On multiplicative recurrence along linear patterns

TL;DR

This paper characterizes when certain rational linear patterns are recurrence sets for multiplicative actions, extending previous results and establishing conditions under which these sets exhibit recurrence properties.

Contribution

It fully characterizes integer quadruples for which the associated sets are recurrence sets, generalizing prior results and applying to finitely generated multiplicative actions.

Findings

Complete characterization of quadruples (a,b,c,d) satisfying the recurrence condition.

Extension of previous results on the pair (n,n+1) to broader linear patterns.

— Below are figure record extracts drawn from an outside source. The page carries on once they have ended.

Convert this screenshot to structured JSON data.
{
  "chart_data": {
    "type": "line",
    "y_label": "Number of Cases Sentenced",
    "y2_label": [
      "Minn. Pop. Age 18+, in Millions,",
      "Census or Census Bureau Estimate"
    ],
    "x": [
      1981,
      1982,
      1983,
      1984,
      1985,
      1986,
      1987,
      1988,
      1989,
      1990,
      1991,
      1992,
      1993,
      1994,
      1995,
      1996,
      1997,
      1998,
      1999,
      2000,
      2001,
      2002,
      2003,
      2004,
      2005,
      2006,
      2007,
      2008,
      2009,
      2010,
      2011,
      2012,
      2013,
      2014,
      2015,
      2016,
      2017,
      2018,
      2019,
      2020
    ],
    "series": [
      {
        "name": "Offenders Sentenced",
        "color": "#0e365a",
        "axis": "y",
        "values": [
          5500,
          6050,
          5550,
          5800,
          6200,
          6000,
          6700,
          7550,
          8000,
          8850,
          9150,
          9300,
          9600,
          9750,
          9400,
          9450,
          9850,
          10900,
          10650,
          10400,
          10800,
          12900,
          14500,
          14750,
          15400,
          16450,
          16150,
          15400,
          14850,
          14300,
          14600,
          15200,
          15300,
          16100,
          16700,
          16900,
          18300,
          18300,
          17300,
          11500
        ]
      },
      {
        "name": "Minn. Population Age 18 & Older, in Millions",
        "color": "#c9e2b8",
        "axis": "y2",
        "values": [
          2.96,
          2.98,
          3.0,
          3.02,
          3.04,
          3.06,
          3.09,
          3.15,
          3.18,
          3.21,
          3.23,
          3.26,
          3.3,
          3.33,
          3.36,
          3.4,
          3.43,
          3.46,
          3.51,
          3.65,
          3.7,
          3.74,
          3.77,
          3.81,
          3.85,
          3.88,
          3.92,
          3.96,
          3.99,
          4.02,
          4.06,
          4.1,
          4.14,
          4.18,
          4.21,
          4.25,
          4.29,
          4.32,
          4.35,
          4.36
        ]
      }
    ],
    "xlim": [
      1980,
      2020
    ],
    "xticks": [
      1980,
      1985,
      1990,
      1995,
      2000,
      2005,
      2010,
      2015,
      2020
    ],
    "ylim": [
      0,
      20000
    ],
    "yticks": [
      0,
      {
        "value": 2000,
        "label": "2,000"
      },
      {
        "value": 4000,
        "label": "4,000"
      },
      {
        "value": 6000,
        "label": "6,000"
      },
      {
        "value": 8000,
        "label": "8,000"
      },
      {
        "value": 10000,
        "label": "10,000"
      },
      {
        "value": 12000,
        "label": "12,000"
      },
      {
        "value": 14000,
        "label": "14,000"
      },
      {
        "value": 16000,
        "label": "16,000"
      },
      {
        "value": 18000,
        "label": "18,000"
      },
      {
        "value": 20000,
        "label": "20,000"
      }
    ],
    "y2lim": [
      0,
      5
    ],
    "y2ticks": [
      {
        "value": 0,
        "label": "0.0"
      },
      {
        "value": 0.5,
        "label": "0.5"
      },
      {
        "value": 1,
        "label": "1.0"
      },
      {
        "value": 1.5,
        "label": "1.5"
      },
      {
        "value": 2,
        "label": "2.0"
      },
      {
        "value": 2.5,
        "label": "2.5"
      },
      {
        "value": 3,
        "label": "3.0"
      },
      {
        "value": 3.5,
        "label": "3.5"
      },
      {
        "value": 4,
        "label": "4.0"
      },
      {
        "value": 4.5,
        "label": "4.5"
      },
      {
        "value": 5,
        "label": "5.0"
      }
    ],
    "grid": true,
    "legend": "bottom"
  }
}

Proof that these sets are recurrence sets for finitely generated actions.

Abstract

In a recent article, Donoso, Le, Moreira and Sun studied sets of recurrence for actions of the multiplicative semigroup $(\mathbb{N}, \times)$ and provided some sufficient conditions for sets of the form $S=\{(an+b)/(cn+d) \colon n \in \mathbb{N} \}$ to be sets of recurrence for such actions. A necessary condition for $S$ to be a set of multiplicative recurrence is that for every completely multiplicative function $f$ taking values on the unit circle, we have that $\liminf_{n \to \infty} |f(an+b)-f(cn+d)|=0.$ In this article, we fully characterize the integer quadruples $(a,b,c,d)$ which satisfy the latter property. Our result generalizes a result of Klurman and Mangerel concerning the pair $(n,n+1)$, as well as some results of Donoso, Le, Moreira and Sun. In addition, we prove that, under the same conditions on $(a,b,c,d)$, the set $S$ is a set of recurrence for finitely generated actions of $(\mathbb{N}, \times)$.